Bruce and Mark Niemi were working in Jayme Lautigar's Superior race shop in May when they heard Lautigar yell from another room.
The Niemi brothers initially thought the dirt-track driver hurt himself changing a tire, but Lautigar's yelling was prolonged and increasingly intense.
"We ran over and pulled the door open, and there was fire everywhere," Bruce Niemi said.
Now, a month later, Lautigar has recovered from second-degree burns to his lower right leg and resumed racing. It didn't take him long to return to the front, either. Lautigar finished second in the Modified feature at Hibbing Raceway on June 13, less than a month after the accident.
"It felt great just to get out there and have some good laps," Lautigar said. "I still put ointment on the leg and cover it with bandages to keep it protected and clean, but other than that, it's no problem at all. It never needed skin grafting, and the pain is gone."
ADVERTISEMENT
Lautigar, 35, is a nine-year veteran of the Modified class who has enjoyed some of his greatest success in recent years, with a second in the Como Modified Series in 2007 and a third in the season points standings at Proctor Speedway last year. His accident will derail any hopes of improving on that this season, but he doesn't care. He is just happy to have a chance at next year.
"I was just itching to get going again," Lautigar said. "I couldn't wait to have everything be normal again."
Normal in the summer means racing for the Lautigar family, which includes his wife, Brandi; son, Mack, 7; and daughter, Lauren, 5. Jayme spends much of his free time during the week at the shop preparing the car for a weekend of racing at Superior, Hibbing and Proctor speedways.
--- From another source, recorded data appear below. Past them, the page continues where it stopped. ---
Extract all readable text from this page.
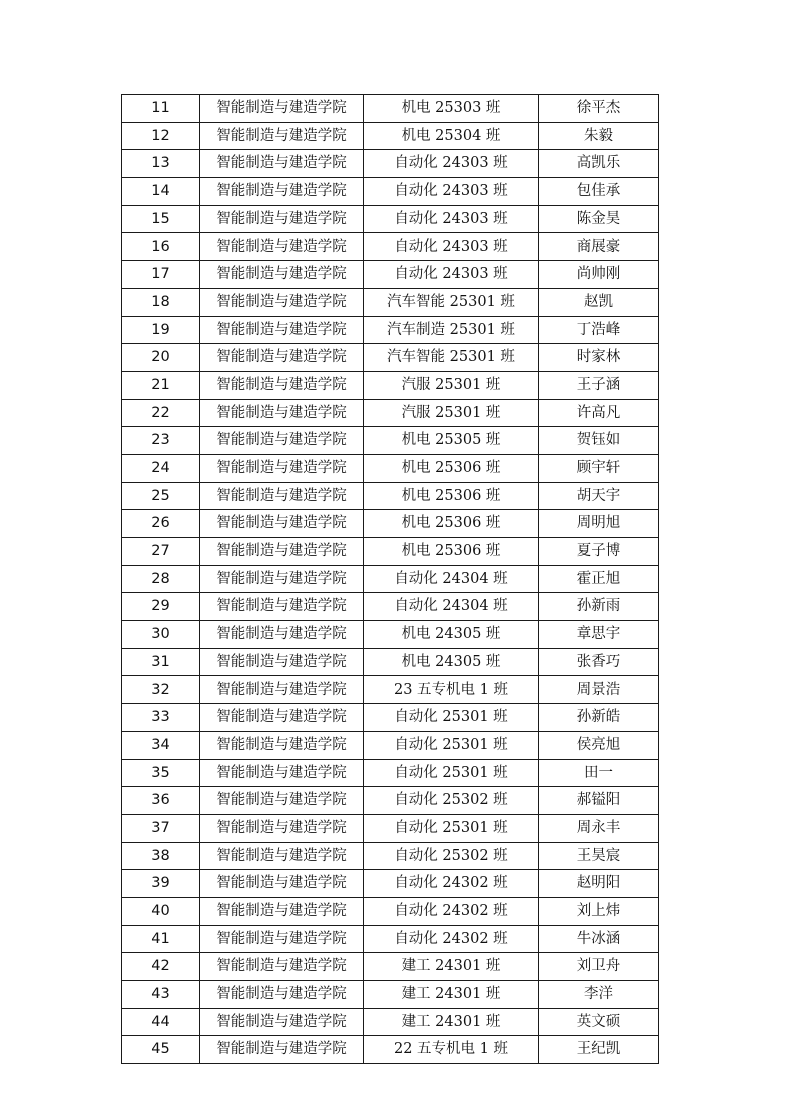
11	智能制造与建造学院	机电 25303 班	徐平杰
12	智能制造与建造学院	机电 25304 班	朱毅
13	智能制造与建造学院	自动化 24303 班	高凯乐
14	智能制造与建造学院	自动化 24303 班	包佳承
15	智能制造与建造学院	自动化 24303 班	陈金昊
16	智能制造与建造学院	自动化 24303 班	商展豪
17	智能制造与建造学院	自动化 24303 班	尚帅刚
18	智能制造与建造学院	汽车智能 25301 班	赵凯
19	智能制造与建造学院	汽车制造 25301 班	丁浩峰
20	智能制造与建造学院	汽车智能 25301 班	时家林
21	智能制造与建造学院	汽服 25301 班	王子涵
22	智能制造与建造学院	汽服 25301 班	许高凡
23	智能制造与建造学院	机电 25305 班	贺钰如
24	智能制造与建造学院	机电 25306 班	顾宇轩
25	智能制造与建造学院	机电 25306 班	胡天宇
26	智能制造与建造学院	机电 25306 班	周明旭
27	智能制造与建造学院	机电 25306 班	夏子博
28	智能制造与建造学院	自动化 24304 班	霍正旭
29	智能制造与建造学院	自动化 24304 班	孙新雨
30	智能制造与建造学院	机电 24305 班	章思宇
31	智能制造与建造学院	机电 24305 班	张香巧
32	智能制造与建造学院	23 五专机电 1 班	周景浩
33	智能制造与建造学院	自动化 25301 班	孙新皓
34	智能制造与建造学院	自动化 25301 班	侯亮旭
35	智能制造与建造学院	自动化 25301 班	田一
36	智能制造与建造学院	自动化 25302 班	郝镒阳
37	智能制造与建造学院	自动化 25301 班	周永丰
38	智能制造与建造学院	自动化 25302 班	王昊宸
39	智能制造与建造学院	自动化 24302 班	赵明阳
40	智能制造与建造学院	自动化 24302 班	刘上炜
41	智能制造与建造学院	自动化 24302 班	牛冰涵
42	智能制造与建造学院	建工 24301 班	刘卫舟
43	智能制造与建造学院	建工 24301 班	李洋
44	智能制造与建造学院	建工 24301 班	英文硕
45	智能制造与建造学院	22 五专机电 1 班	王纪凯
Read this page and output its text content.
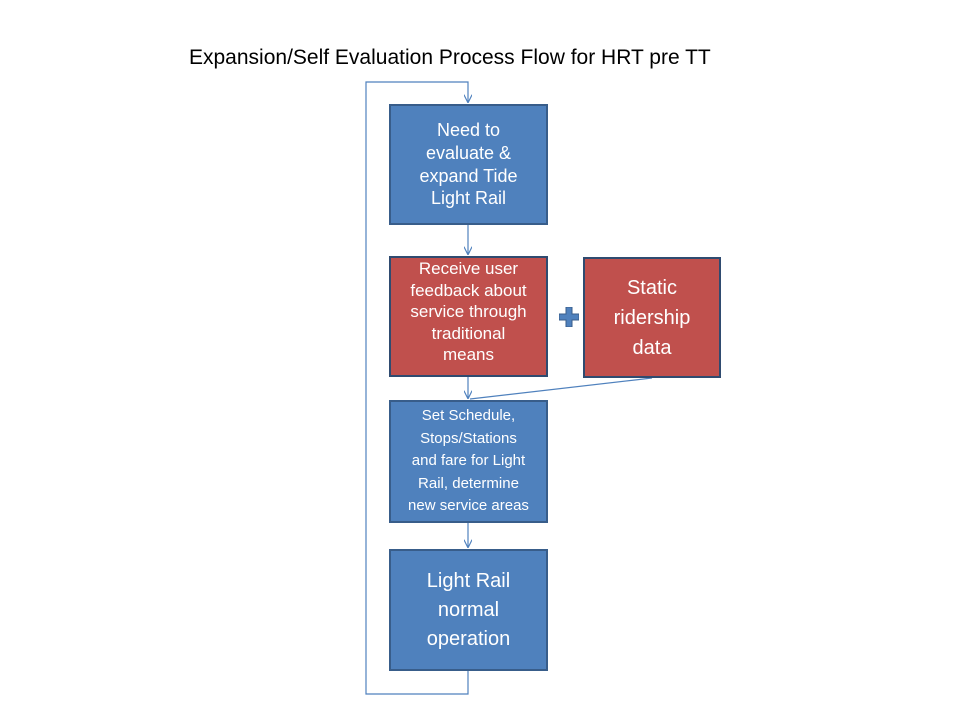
Expansion/Self Evaluation Process Flow for HRT pre TT
Need to
evaluate &
expand Tide
Light Rail
Receive user
feedback about
service through
traditional
means
Static
ridership
data
Set Schedule,
Stops/Stations
and fare for Light
Rail, determine
new service areas
Light Rail
normal
operation
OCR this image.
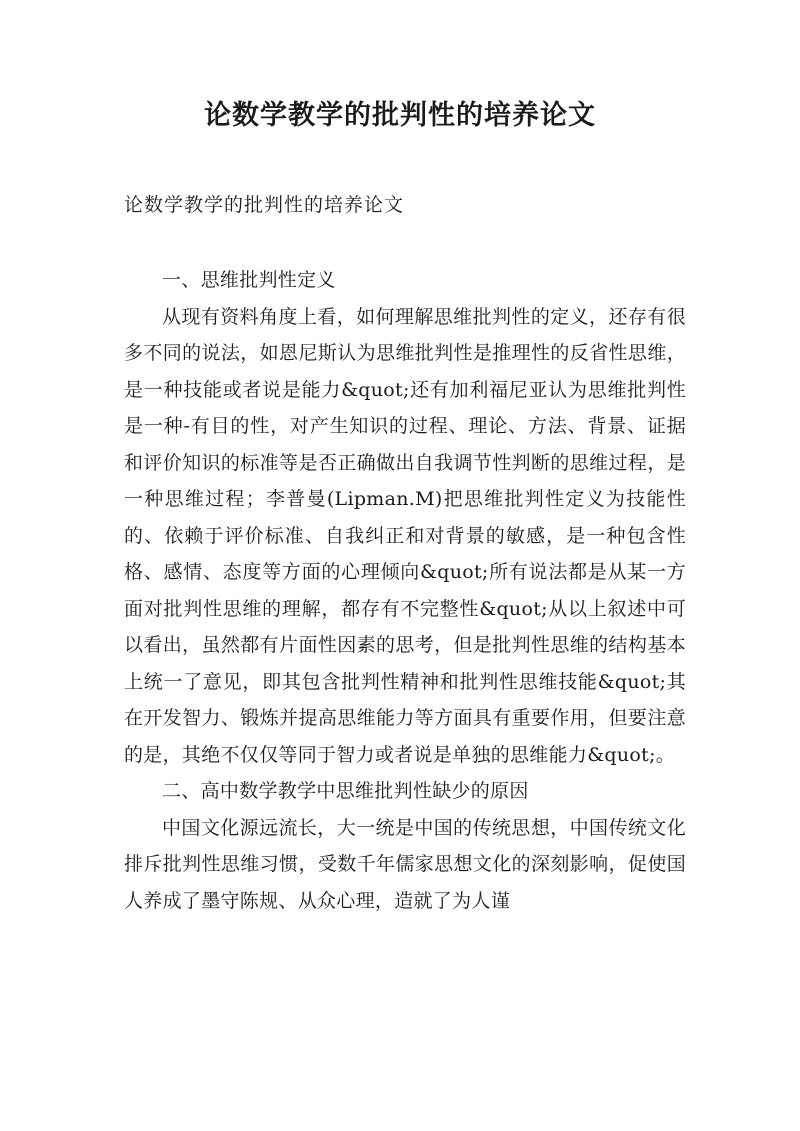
论数学教学的批判性的培养论文
论数学教学的批判性的培养论文

一、思维批判性定义

从现有资料角度上看，如何理解思维批判性的定义，还存有很多不同的说法，如恩尼斯认为思维批判性是推理性的反省性思维，是一种技能或者说是能力&quot;还有加利福尼亚认为思维批判性是一种-有目的性，对产生知识的过程、理论、方法、背景、证据和评价知识的标准等是否正确做出自我调节性判断的思维过程，是一种思维过程；李普曼(Lipman.M)把思维批判性定义为技能性的、依赖于评价标准、自我纠正和对背景的敏感，是一种包含性格、感情、态度等方面的心理倾向&quot;所有说法都是从某一方面对批判性思维的理解，都存有不完整性&quot;从以上叙述中可以看出，虽然都有片面性因素的思考，但是批判性思维的结构基本上统一了意见，即其包含批判性精神和批判性思维技能&quot;其在开发智力、锻炼并提高思维能力等方面具有重要作用，但要注意的是，其绝不仅仅等同于智力或者说是单独的思维能力&quot;。

二、高中数学教学中思维批判性缺少的原因

中国文化源远流长，大一统是中国的传统思想，中国传统文化排斥批判性思维习惯，受数千年儒家思想文化的深刻影响，促使国人养成了墨守陈规、从众心理，造就了为人谨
Bruce and Mark Niemi were working on Lautigar's Modified engine on May 16 while Lautigar was changing tires. He started filling fuel jugs, but when the fuel barrel was empty, he pulled the power cord on the electric pump he had been using to fill the jugs. When the plug disconnected from the extension cord, it sparked, igniting fuel spilled on the floor and on Lautigar's leg.
"The whole thing probably only lasted 30 seconds, but it felt like forever," Lautigar said.
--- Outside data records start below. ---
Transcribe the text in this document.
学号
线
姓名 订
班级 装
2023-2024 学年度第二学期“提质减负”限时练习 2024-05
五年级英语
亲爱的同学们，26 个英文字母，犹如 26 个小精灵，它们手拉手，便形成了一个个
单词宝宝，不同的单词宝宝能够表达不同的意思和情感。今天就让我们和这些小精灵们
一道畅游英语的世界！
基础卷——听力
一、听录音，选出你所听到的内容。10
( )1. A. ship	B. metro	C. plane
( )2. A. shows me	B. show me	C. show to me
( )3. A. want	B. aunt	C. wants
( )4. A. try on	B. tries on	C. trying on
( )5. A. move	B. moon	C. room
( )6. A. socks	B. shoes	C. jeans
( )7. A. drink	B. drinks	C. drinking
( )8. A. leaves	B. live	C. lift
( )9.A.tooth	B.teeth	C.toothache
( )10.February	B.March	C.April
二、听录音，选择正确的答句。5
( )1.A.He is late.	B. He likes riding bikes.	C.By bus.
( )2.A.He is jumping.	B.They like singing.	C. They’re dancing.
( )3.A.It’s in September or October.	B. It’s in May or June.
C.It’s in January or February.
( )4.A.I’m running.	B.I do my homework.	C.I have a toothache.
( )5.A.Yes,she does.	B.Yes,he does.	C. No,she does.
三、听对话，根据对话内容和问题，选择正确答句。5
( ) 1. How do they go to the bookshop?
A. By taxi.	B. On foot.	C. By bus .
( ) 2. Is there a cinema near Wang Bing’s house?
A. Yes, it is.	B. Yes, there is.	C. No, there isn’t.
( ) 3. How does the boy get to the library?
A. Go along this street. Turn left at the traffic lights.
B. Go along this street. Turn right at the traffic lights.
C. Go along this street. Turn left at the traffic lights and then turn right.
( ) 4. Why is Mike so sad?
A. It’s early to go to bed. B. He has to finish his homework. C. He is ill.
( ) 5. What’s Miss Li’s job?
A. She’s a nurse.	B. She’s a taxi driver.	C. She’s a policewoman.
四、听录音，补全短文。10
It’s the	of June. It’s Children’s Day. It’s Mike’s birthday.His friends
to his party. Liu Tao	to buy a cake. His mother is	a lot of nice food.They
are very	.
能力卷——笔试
Lautigar panicked. The pain the fire was inflicting on his leg was incredible, but his initial reaction was to try putting out the fire in the shop so that the fuel jugs and empty barrel, loaded with fumes, wouldn't ignite.
"Like dynamite," Bruce Niemi said.
Fortunately, the Niemis came to the rescue, with Mark helping beat out the fire on Lautigar's leg with a towel and Bruce grabbing a fire extinguisher and putting out the fire on the shop floor.
ADVERTISEMENT
"Jayme kept trying to take his pants off, and the reason it burned so much was because of his shoes," Mark Niemi said. "If you've ever tried to pull your pants off with your shoes on, you know, it's kind of hard.
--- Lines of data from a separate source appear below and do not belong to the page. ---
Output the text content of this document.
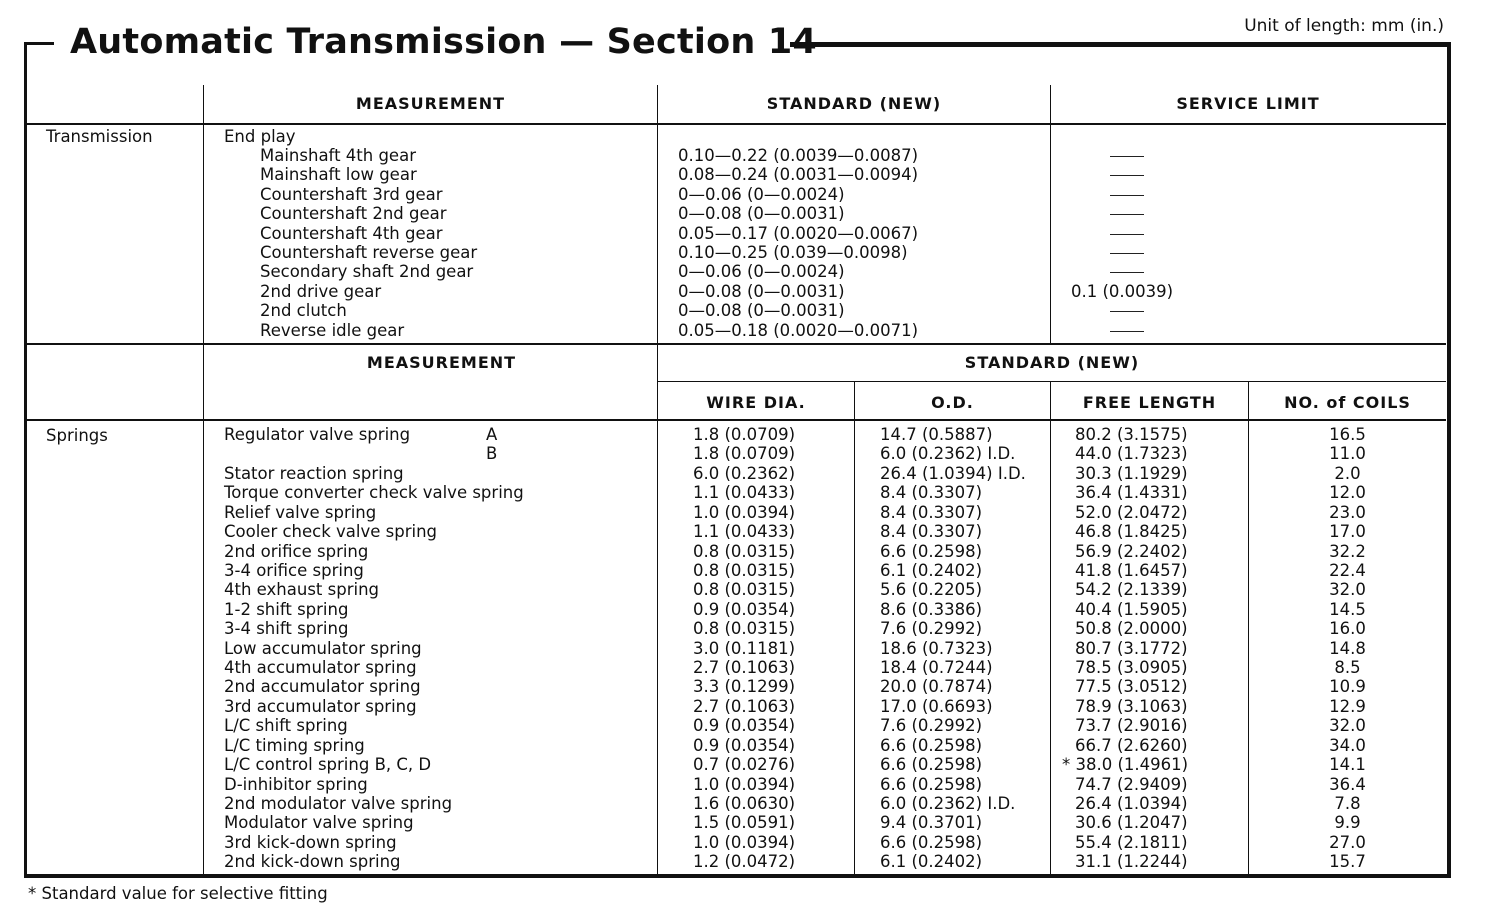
Automatic Transmission — Section 14	Unit of length: mm (in.)
MEASUREMENT	STANDARD (NEW)	SERVICE LIMIT
Transmission	End play
Mainshaft 4th gear	0.10—0.22 (0.0039—0.0087)
Mainshaft low gear	0.08—0.24 (0.0031—0.0094)
Countershaft 3rd gear	0—0.06 (0—0.0024)
Countershaft 2nd gear	0—0.08 (0—0.0031)
Countershaft 4th gear	0.05—0.17 (0.0020—0.0067)
Countershaft reverse gear	0.10—0.25 (0.039—0.0098)
Secondary shaft 2nd gear	0—0.06 (0—0.0024)
2nd drive gear	0—0.08 (0—0.0031)	0.1 (0.0039)
2nd clutch	0—0.08 (0—0.0031)
Reverse idle gear	0.05—0.18 (0.0020—0.0071)
MEASUREMENT	STANDARD (NEW)
WIRE DIA.	O.D.	FREE LENGTH	NO. of COILS
Springs	Regulator valve spring	A	1.8 (0.0709)	14.7 (0.5887)	80.2 (3.1575)	16.5
B	1.8 (0.0709)	6.0 (0.2362) I.D.	44.0 (1.7323)	11.0
Stator reaction spring	6.0 (0.2362)	26.4 (1.0394) I.D.	30.3 (1.1929)	2.0
Torque converter check valve spring	1.1 (0.0433)	8.4 (0.3307)	36.4 (1.4331)	12.0
Relief valve spring	1.0 (0.0394)	8.4 (0.3307)	52.0 (2.0472)	23.0
Cooler check valve spring	1.1 (0.0433)	8.4 (0.3307)	46.8 (1.8425)	17.0
2nd orifice spring	0.8 (0.0315)	6.6 (0.2598)	56.9 (2.2402)	32.2
3-4 orifice spring	0.8 (0.0315)	6.1 (0.2402)	41.8 (1.6457)	22.4
4th exhaust spring	0.8 (0.0315)	5.6 (0.2205)	54.2 (2.1339)	32.0
1-2 shift spring	0.9 (0.0354)	8.6 (0.3386)	40.4 (1.5905)	14.5
3-4 shift spring	0.8 (0.0315)	7.6 (0.2992)	50.8 (2.0000)	16.0
Low accumulator spring	3.0 (0.1181)	18.6 (0.7323)	80.7 (3.1772)	14.8
4th accumulator spring	2.7 (0.1063)	18.4 (0.7244)	78.5 (3.0905)	8.5
2nd accumulator spring	3.3 (0.1299)	20.0 (0.7874)	77.5 (3.0512)	10.9
3rd accumulator spring	2.7 (0.1063)	17.0 (0.6693)	78.9 (3.1063)	12.9
L/C shift spring	0.9 (0.0354)	7.6 (0.2992)	73.7 (2.9016)	32.0
L/C timing spring	0.9 (0.0354)	6.6 (0.2598)	66.7 (2.6260)	34.0
L/C control spring B, C, D	0.7 (0.0276)	6.6 (0.2598)	* 38.0 (1.4961)	14.1
D-inhibitor spring	1.0 (0.0394)	6.6 (0.2598)	74.7 (2.9409)	36.4
2nd modulator valve spring	1.6 (0.0630)	6.0 (0.2362) I.D.	26.4 (1.0394)	7.8
Modulator valve spring	1.5 (0.0591)	9.4 (0.3701)	30.6 (1.2047)	9.9
3rd kick-down spring	1.0 (0.0394)	6.6 (0.2598)	55.4 (2.1811)	27.0
2nd kick-down spring	1.2 (0.0472)	6.1 (0.2402)	31.1 (1.2244)	15.7
* Standard value for selective fitting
"Everything happened so fast. What do you do? Put the fire out first or run? Fortunately, we were there."
Lautigar, who works as a lineman for East Central Energy, was treated at the Miller-Dwan Medical Center burn unit. He didn't move off the couch for nearly two weeks and had to keep the burned leg elevated to alleviate the pain. Eventually, the leg began to heal and a month later Lautigar had his car at the track.
The accident has changed the way Lautigar operates around the shop, where he no longer uses an electric pump, relying instead on a spigot and gravity.
"Old school safe," said Bruce Niemi, who said he saw fires in his 30 years of racing but "nothing like that."
Lautigar, meanwhile, certainly appreciates the value of teamwork.
"If I had been there by myself, who knows what would have happened," Lautigar said. "I know it would have been a lot worse."